Phrase based pattern matching framework for topic discovery and clustering
University of New Brunswick
In text mining, one of the major challenges is to discover understandable topics of discussion, and at the same time statistically valid underlying document grouping. The word order and word co-occurence information are very crucial in understanding the meaning of a document. Vector space and bag of word models are poor candidates for topic discovery focused clustering algorithms. Phrase based models have proven to be promising in extracting meaningful topics in a given set of documents. In this thesis, a new framework has been proposed which simultaneously performs topic discovery and clustering in linear time. The core of this framework is the new document model and algorithm to perform effcient pattern matching for exact, prefix, postfix, and infix matching of phrases in linear time. The document model uses concepts from graph theory and the theory of automata to effciently and intelligently match, index, track, and analyze interesting patterns. The generic nature of the framework enables to perform various text mining applications such as query enhancement, keyword extraction, and indexing, to name a few.

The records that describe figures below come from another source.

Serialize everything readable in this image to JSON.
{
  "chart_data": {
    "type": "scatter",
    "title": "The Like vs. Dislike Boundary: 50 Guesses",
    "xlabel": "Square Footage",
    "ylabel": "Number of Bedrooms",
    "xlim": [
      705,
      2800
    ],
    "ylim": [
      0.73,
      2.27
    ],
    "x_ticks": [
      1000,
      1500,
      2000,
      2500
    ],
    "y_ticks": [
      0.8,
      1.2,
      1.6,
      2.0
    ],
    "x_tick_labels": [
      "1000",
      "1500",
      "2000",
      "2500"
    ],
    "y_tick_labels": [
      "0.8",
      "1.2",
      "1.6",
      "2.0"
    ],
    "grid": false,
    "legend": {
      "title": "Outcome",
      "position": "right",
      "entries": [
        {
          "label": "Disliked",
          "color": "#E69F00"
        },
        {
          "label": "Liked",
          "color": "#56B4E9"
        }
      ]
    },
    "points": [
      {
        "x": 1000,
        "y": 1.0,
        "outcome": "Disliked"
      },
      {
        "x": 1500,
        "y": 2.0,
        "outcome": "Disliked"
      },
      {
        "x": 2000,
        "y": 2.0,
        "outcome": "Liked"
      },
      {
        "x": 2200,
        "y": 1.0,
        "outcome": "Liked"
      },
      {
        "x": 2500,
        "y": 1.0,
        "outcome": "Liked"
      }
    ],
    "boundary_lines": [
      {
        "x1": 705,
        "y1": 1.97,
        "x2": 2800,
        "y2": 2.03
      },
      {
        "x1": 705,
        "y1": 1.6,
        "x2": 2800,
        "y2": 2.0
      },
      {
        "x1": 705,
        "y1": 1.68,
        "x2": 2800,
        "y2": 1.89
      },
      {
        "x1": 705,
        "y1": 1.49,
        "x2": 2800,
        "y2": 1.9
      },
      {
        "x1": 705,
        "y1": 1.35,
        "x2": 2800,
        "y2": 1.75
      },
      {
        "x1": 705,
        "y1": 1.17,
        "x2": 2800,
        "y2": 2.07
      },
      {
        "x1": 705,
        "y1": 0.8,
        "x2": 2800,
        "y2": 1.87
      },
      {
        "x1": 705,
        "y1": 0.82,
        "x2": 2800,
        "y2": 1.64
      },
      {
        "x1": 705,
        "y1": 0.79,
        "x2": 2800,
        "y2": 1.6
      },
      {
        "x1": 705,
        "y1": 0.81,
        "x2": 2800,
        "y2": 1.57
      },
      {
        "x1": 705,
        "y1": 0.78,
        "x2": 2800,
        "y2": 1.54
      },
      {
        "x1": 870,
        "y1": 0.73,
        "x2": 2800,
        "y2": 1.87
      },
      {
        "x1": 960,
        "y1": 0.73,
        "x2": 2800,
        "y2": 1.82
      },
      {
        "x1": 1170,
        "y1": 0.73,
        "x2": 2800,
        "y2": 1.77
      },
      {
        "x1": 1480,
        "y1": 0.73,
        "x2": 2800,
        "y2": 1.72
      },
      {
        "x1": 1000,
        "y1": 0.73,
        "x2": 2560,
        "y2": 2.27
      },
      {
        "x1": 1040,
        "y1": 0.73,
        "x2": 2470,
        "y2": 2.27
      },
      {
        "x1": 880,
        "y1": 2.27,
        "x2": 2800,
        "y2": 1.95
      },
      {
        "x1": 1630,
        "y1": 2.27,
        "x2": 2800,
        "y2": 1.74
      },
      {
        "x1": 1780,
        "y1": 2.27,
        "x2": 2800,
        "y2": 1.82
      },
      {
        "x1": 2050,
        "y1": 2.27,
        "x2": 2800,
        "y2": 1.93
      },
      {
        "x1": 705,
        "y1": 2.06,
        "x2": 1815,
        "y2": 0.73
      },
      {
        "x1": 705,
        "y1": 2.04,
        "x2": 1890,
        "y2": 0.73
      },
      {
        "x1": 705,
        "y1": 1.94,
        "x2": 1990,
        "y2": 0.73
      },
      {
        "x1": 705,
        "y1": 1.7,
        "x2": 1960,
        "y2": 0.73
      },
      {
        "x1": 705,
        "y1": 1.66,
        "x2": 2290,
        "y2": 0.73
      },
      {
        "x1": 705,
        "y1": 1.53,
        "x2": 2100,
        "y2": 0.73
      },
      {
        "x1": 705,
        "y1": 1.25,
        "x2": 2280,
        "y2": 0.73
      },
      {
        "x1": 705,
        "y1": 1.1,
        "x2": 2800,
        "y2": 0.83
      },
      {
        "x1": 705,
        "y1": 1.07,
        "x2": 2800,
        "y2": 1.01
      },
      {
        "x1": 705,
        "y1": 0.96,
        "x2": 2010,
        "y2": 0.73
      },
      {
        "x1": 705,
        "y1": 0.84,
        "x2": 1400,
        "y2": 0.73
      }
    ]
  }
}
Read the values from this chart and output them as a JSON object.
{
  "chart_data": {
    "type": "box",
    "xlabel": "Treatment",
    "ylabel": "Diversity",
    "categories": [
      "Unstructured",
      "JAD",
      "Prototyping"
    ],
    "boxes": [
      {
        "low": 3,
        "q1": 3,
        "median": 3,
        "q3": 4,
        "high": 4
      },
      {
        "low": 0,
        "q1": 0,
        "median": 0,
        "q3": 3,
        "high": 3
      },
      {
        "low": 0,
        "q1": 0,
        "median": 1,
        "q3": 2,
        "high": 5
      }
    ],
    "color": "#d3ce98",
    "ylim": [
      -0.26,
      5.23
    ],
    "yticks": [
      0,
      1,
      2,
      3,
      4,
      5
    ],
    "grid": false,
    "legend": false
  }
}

The primary focus has been on discovering meaningful topics in a set of documents and building a story or context around them. The model is also capable of tracking already discovered topics. The proposed model is effcient enough to be able to capture the essence of the present data and make a link between past and future data. To capture the natural language in the text, instead of just matching words or terms; phrases, entities, and word sense enrichment techniques are also used. With this, we were able to get the essence of the topic discussed in a document even if it did not have an exact string match. The idea of story building is new in this work. The concept of "Knowledge Graph" and "more than just keyword" search are also introduced. In various conducted experiments, the scalability, space, and time performance are compared with the benchmark phrase based document models and the industrial standards. The F-Measure, entropy, and human evaluation are used to validate the topics and stories obtained. The results are promising and highly encouraging.